MARTINSICURO. Si riunirà lunedì 6 ottobre, ed è la prima volta nei sei anni di amministrazione del sindaco Massimo Vagnoni, la commissione di controllo e garanzia della cittadina. A richiederla i tre consiglieri di minoranza Simona Lattanzi (Bene Comune), che ne è la presidente, Marta Viola (Europa Verde) e Giuseppe Capriotti (Pd), per avere riscontri sull’indebitamento dell’ente visto che stanno partendo importanti cantieri per 15 milioni di euro, in gran parte coperti da finanziamenti statali o europei ma con una parte a cui il Comune deve far fronte con fondi propri.

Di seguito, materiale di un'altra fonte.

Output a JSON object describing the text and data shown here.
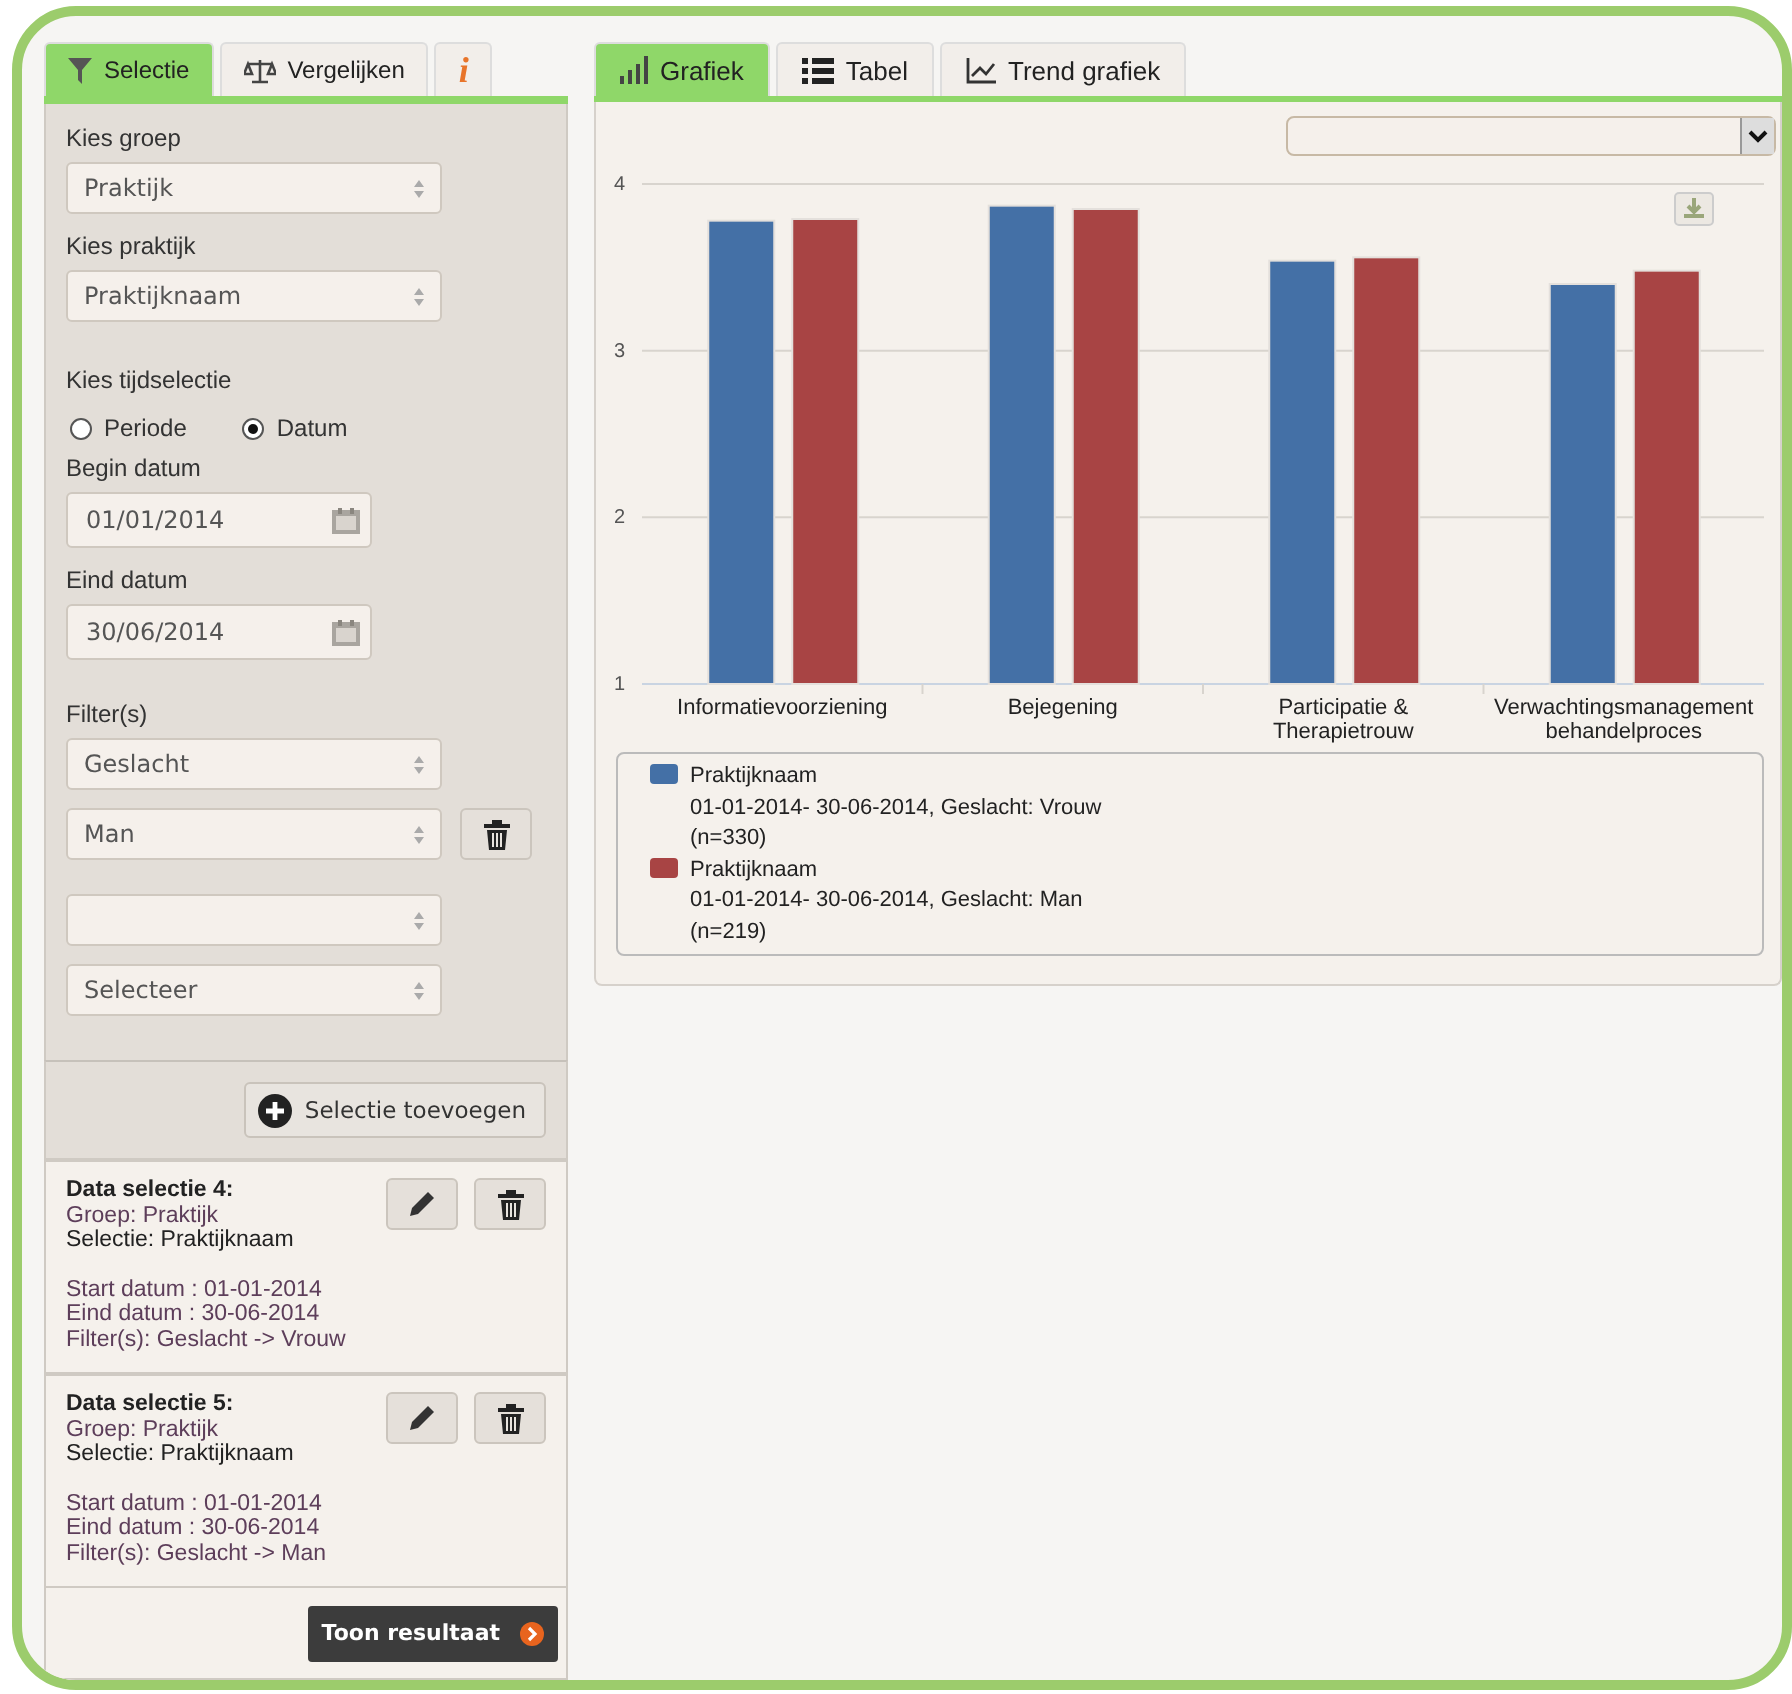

I consiglieri di minoranza spiegano: «Martinsicuro si appresta a diventare una città cantiere. In autunno partiranno diversi interventi, che riguardano la messa a terra di progetti multimilionari in parte finanziati dallo Stato, ma in parte anche da un considerevole indebitamento dell’ente comunale, un debito che ci accompagnerà per i prossimi trent’anni. In ragione di ciò, la minoranza chiede da mesi un incontro in commissione per avere il cronoprogramma e i progetti esecutivi. Il nostro ruolo di minoranza, per essere concreto e propositivo, ha bisogno di avere contezza di quali siano le scelte e i dettagli di tali opere, per evitare errori che possano far lievitare i costi o allungare i tempi, come accaduto al nuovo tratto di lungomare inaugurato lo scorso anno. Nonostante, in varie occasioni, anche la maggioranza avesse riconosciuto la sensatezza di questo incontro delucidativo e partecipativo, abbiamo poi visto che si preferisce ignorare tranquillamente le nostre richieste protocollate. Di sicuro», concludono, «la commissione di lunedì non sarà l’ultima se la maggioranza continuerà ad aggirare la partecipazione dovuta a chi, anche se in minoranza, fa parte a pieno titolo del consiglio comunale».